On the other hand, there are also sites like the Book Depository, which ships books worldwide without charging for shipping (yes, their basic book prices are a touch higher than other places, but they’re nothing like the final prices you’ll be charged after you add the exorbitant shipping costs from bigger sellers). Of course, there are other online sites to buy both eBooks and print books. Some don’t care where your IP address originates from, but others do. (I haven’t quite figured out how iTunes works out their international buyers due to the lack of Apple products we own.) Still, when it comes to buying books, it seems to me that where you live no longer matters. With just a little searching (and any number of work-around options), you can get almost any book in any format, these days, no matter where you live.
You should know that on NetGalley, when a publisher sets regions for books, they are mostly for English speaking countries, with the EU sometimes included. Often I’ll see a US flag, with or without the flag for Canada. UK flags are sometimes on their own, but they often come with EU flags or with flags of Australia and New Zealand.

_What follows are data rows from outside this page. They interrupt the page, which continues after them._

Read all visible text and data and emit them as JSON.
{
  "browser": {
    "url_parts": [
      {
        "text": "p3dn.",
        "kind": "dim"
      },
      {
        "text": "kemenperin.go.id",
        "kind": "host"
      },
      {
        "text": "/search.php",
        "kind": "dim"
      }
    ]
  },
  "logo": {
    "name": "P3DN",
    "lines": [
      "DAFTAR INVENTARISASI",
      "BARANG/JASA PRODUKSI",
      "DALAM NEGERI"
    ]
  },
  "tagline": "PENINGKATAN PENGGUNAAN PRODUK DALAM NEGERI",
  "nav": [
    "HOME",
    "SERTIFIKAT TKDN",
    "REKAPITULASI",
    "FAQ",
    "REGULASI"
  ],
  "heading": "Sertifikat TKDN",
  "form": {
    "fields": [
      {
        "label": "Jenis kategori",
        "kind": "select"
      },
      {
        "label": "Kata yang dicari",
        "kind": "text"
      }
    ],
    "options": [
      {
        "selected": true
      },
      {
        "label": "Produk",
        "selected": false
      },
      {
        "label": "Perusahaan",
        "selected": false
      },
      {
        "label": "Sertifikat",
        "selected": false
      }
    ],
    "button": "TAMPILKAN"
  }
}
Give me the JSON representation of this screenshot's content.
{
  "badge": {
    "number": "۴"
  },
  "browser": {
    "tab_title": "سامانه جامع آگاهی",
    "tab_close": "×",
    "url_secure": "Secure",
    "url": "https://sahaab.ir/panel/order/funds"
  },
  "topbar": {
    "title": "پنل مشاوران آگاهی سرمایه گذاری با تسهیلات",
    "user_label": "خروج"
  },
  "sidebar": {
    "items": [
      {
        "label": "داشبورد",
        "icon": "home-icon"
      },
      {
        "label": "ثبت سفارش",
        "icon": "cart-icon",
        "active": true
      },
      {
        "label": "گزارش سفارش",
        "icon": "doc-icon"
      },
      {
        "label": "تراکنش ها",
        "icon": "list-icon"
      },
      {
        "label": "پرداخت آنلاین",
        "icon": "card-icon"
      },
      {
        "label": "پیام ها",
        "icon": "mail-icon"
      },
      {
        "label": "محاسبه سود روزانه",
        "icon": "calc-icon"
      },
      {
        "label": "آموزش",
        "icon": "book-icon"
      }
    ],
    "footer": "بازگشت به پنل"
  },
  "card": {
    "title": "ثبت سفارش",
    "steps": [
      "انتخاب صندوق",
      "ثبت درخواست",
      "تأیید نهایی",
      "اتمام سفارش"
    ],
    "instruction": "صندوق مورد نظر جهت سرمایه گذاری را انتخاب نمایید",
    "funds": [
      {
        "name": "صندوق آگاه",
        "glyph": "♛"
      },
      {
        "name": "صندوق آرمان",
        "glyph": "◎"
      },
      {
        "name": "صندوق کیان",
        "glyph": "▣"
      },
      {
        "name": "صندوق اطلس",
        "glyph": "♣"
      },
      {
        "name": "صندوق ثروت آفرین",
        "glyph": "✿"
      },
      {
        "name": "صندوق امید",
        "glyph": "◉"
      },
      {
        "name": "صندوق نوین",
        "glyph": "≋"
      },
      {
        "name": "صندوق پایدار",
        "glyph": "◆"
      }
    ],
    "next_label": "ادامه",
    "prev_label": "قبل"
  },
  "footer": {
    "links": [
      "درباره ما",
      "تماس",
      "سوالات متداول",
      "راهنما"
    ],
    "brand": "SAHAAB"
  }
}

With that in mind, let’s look at my blog. I have noticed that my blog gets visitors from across the world. In fact, well over 60% of my page views come from the USA. A look at the top-ten of countries where my page views have come from – just since I started this new blog – will give you this list:
As you can see from the countries marked in bold, my blog gets significant page views and/or impressions from most of the regions where books are restricted. This, combined with today’s ability to purchase both print and eBooks internationally, is why I wonder if there should still a problem with approving a region specific book to someone who lives outside that region. More importantly, why do North American publishers refuse my requests, when no matter which way you slice it, my blog gets the majority of its views and impressions from the within that region?